Breastfeeding Shouldn’t Be Stigmatized — Or A Publicity Stunt

Breastfeeding Shouldn’t Be Stigmatized — Or A Publicity Stunt

Mara Martin hit the runway while breastfeeding her five-month-old daughter Aria. Sure, you can nurse your baby while working, but does that actually normalize it?
Nicole Russell
By

At the Sports Illustrated fashion show this week in Miami, attendees were treated, not just to a bevy of beautiful women donning swimwear, but to an infant suckling at the breast of one of the models as she strutted down the runway.

Mara Martin, a model and new mama, hit the runway while breastfeeding her five-month-old daughter Aria. As a mother who breastfed my kids, I applaud nursing, particularly in public—everyone has to eat, right? However, this seems like more of a publicity stunt rather than a move to normalize breastfeeding in public.

The photo of Martin walking down the runway with baby Aria attached to her open breast has made headlines. It was a Twitter “moment,” featured on “Good Morning America,” in USA Today, and more.

Martin is a gorgeous woman, to be sure. Just the fact that Martin was strutting anywhere in the gold and glittery swimsuit she wore, looking as fabulous as she did five months after giving birth, would have been noteworthy enough. But Martin wanted to make a statement about breastfeeding.

On her Instagram, the model said, “I’m so grateful to be able to share this message and hopefully normalize breastfeeding and also show others that women CAN DO IT ALL!” Again, as a nursing mother, I understand how women feel like they must do it all and, when they do, it’s a feat. Like many nursing Mamas, I’ve talked on the phone, answered the door, written articles, cooked, and parented my other children, all while breastfeeding.

So you feed your baby with a bottle or with your breast. Congratulations, you’re a stable adult. I’m not a fan of shaming women who are nursing in public, but I’m also not a fan of exposing your bare breast at a restaurant in the name of “feeding time,” then giving anyone who happens to notice a dirty look.

Here’s the thing with some modern women: After squashing their natural desires to have babies during the 1960s in favor of pursuing their careers, many have now come full circle and are trying to be so pro-motherhood, they’re using their kids as publicity stunts. It’s like they feel they have to overcompensate for being given negative messages about motherhood.

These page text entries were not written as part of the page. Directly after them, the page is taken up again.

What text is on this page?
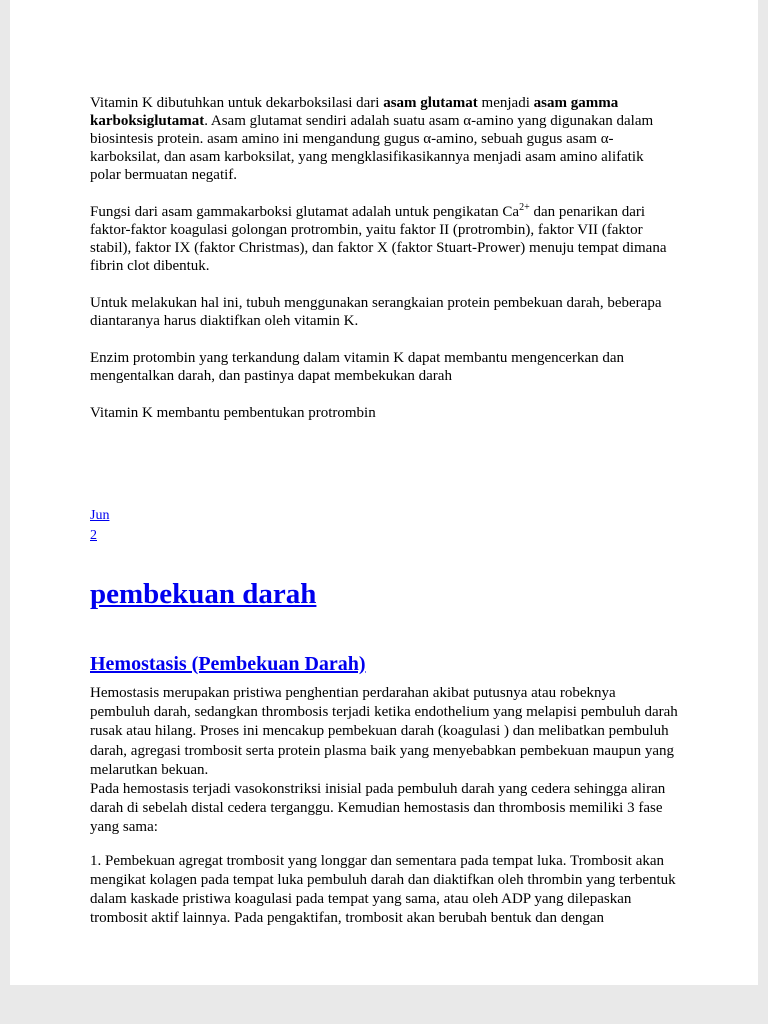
Vitamin K dibutuhkan untuk dekarboksilasi dari asam glutamat menjadi asam gamma karboksiglutamat. Asam glutamat sendiri adalah suatu asam α-amino yang digunakan dalam biosintesis protein. asam amino ini mengandung gugus α-amino, sebuah gugus asam α-karboksilat, dan asam karboksilat, yang mengklasifikasikannya menjadi asam amino alifatik polar bermuatan negatif.

Fungsi dari asam gammakarboksi glutamat adalah untuk pengikatan $Ca^{2+}$ dan penarikan dari faktor-faktor koagulasi golongan protrombin, yaitu faktor II (protrombin), faktor VII (faktor stabil), faktor IX (faktor Christmas), dan faktor X (faktor Stuart-Prower) menuju tempat dimana fibrin clot dibentuk.

Untuk melakukan hal ini, tubuh menggunakan serangkaian protein pembekuan darah, beberapa diantaranya harus diaktifkan oleh vitamin K.

Enzim protombin yang terkandung dalam vitamin K dapat membantu mengencerkan dan mengentalkan darah, dan pastinya dapat membekukan darah

Vitamin K membantu pembentukan protrombin

Jun
2
pembekuan darah
Hemostasis (Pembekuan Darah)

Hemostasis merupakan pristiwa penghentian perdarahan akibat putusnya atau robeknya pembuluh darah, sedangkan thrombosis terjadi ketika endothelium yang melapisi pembuluh darah rusak atau hilang. Proses ini mencakup pembekuan darah (koagulasi ) dan melibatkan pembuluh darah, agregasi trombosit serta protein plasma baik yang menyebabkan pembekuan maupun yang melarutkan bekuan.

Pada hemostasis terjadi vasokonstriksi inisial pada pembuluh darah yang cedera sehingga aliran darah di sebelah distal cedera terganggu. Kemudian hemostasis dan thrombosis memiliki 3 fase yang sama:

1. Pembekuan agregat trombosit yang longgar dan sementara pada tempat luka. Trombosit akan mengikat kolagen pada tempat luka pembuluh darah dan diaktifkan oleh thrombin yang terbentuk dalam kaskade pristiwa koagulasi pada tempat yang sama, atau oleh ADP yang dilepaskan trombosit aktif lainnya. Pada pengaktifan, trombosit akan berubah bentuk dan dengan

This should not be confused with being a proud mother, posting photos of children on their first day of school, or tweeting about conversations with kids that are hilarious or insightful. It’s different. It’s unlikely Martin’s baby had to eat right then, but this is what it looks like when you turn something precious into a prop.

In Martin’s Instagram post, she eschews the idea that she used her baby as a publicity stunt. She claims she shouldn’t have gotten attention for doing something completely out of the norm for a fashion show: “the real reason I can’t believe it is a headline is because it shouldn’t be a headline!!!”

This directly contradicts the portion where she insists she’s trying to “normalize” something that has been normal for centuries. What’s not normal is deliberately diverting attention from the fashion at, you know, a fashion show, to one person’s desire for personal validation.

One time on her show, Oprah said something that struck me: “Women can have it all. Just not at the same time.” Even for Oprah, that was salient, timeless advice.  One of the challenges women always face, and one of the things women do really well, is juggle motherhood and work. But there’s been an emerging trend among women, not just to juggle but combine the two.

This might have been possible in earlier times and in different cultures, when a woman’s work truly was primarily in the home—cooking, tending to animals, or farming. But in today’s modern age, this is not only often impossible, but not a very effective or efficient way to either parent or work.

Case in point: Martin wasn’t the only one juggling her career and her baby on the catwalk. Other women performing at the fashion show were also noteworthy. On her Instagram, Martin mentioned that one woman who walked down the runway that night is heading to boot camp soon, another is a cancer survivor, and still another has had a mastectomy.

While she tagged several of these women on her page, they didn’t make the news and yet are just as worthy of applause for performing their own balancing acts. They just demonstrated more modesty about their challenges and private lives. Certainly plenty of other models also have children but chose to focus on work while working. This is just a fact of life, but instead Martin’s actions pretended she was singularly different from all these women and singularly deserving of attention.

Motherhood is a beautiful adventure. One of life’s greatest blessings and challenges is to raise babies into adults. While not all women are able to nurse their babies, it’s certainly a healthy, good, natural thing to do. It shouldn’t be stigmatized any more than it should be glorified. I hope Martin continues to balance motherhood and modeling, while embracing nursing as an extension of her relationship with her child, rather than as a publicity stunt.